One of the biggest effects of realignment is that state and local authorities are releasing inmates early. From October 2011 to June 2013, California jail releases increased by 45,000, according to state data. The biggest rise has been a doubling in the number of inmates freed before doing half their time.... Although there is no hard proof, politicians, researchers and law enforcement officials are debating whether realignment is behind a recent 8% rise in property crime, reversing years of decline.
Brown's advisors counter that freeing jail inmates is safer than releasing state prisoners. But that too is happening. Under federal orders, the state in April and May freed a total of more than 800 prisoners.
Not surprisingly, the tough-on-crime crowd over at C&C is eager to blame these less-than-positive developments on Gov. Brown and/or the democrats in the California legislature and/or the judges and Justices who declared California's overstuffed prisons to be unconstitutional. But, notably, it was this same tough-on-crime crowd that vehemently opposed and effectively blocked efforts to create a California sentencing commission to deal proactively and smartly with these enduring problems before they became so acute that federal court intervention was required. Here is a listing from this blog of some posts noting the debate over creating a sentencing commission in California stretching back to 2006:
- Might California finally create a sentencing commission? (Nov 2006)
- A push for a sentencing commission in California (Jan 2007)
- Advocating a sentencing commission for California (June 2007)
- California sentencing commission complications (Sept 2007)
- Possibility of California sentencing commission continues to generate controversy (Aug 2009)
- Latest legislative twist suggests California won't have a sentencing commission anytime soon (Aug 2009)
Among other realities, a review of this history shows former California Gov.

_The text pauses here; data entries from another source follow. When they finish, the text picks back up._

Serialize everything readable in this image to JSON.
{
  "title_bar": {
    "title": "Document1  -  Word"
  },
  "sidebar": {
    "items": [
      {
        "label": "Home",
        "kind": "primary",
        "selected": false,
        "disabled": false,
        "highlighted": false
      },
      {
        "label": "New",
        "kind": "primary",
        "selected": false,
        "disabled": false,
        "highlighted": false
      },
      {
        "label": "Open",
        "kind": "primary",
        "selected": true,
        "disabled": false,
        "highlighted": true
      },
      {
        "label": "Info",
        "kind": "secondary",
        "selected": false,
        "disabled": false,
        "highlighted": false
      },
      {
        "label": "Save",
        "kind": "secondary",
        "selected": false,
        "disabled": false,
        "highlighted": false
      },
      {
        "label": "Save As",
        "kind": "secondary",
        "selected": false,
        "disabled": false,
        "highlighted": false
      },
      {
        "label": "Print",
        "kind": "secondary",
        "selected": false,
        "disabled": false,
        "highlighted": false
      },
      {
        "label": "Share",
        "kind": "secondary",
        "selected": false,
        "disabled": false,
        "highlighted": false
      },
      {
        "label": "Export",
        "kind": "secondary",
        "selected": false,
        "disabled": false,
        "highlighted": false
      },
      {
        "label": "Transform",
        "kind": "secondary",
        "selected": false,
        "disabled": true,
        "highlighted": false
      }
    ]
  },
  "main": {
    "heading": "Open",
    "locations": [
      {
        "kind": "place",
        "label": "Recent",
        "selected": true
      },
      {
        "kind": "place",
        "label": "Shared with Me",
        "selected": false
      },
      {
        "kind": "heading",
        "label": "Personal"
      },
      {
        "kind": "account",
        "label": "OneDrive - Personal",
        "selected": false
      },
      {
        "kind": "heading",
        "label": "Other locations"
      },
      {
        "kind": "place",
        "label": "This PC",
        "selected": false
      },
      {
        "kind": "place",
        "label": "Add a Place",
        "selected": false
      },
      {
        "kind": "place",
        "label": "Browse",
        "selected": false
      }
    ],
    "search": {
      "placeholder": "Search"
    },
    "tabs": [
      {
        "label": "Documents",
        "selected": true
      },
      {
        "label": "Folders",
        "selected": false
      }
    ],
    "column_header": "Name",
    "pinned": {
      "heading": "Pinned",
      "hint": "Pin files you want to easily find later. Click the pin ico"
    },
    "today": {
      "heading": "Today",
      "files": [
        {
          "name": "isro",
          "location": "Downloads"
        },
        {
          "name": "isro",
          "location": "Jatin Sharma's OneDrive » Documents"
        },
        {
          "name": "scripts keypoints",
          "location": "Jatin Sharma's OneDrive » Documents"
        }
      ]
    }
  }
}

Arnold Schwarzenegger, pushed by police chiefs and district attorneys, initially opposed the creation of a sentencing commission in 2007. But, by 2009, as the state's ensuring prison problems became even more acute and as consequential federal court orders became even more likely, Gov. Schwarzenegger came to recognize the desparate need for California to have an institution that could bring a data-driven "smart" approach to CJ reform in the state. Nevertheless, continued advocacy against any commission by the tough-and-tougher crowd in California ultimately precluded (and seemingly still precludes) the creation of such an entity in California.
I do not mean to assert that all would be sunshine and roses in the challenging regulatory state of California if a sentencing commission had been created in 2007 or 2009. But I do mean to assert that those eager to attack Gov. Brown and/or legislators who have struggled to deal with post-Plata reforms should, at the very least, acknowledge that proponents of a California sentencing commission asserted that the such a commission would have dealt better with prison challenges (and maybe even would have prevented Plata from happening). In other words, those assailing current developments should at least explain why those who advocated commission-driving smarter policy rather than tougher politics back in 2007 or 2009 would be misguided to assert that the tough-and-tougher crowd in California is arguably most responsible for the current California mess.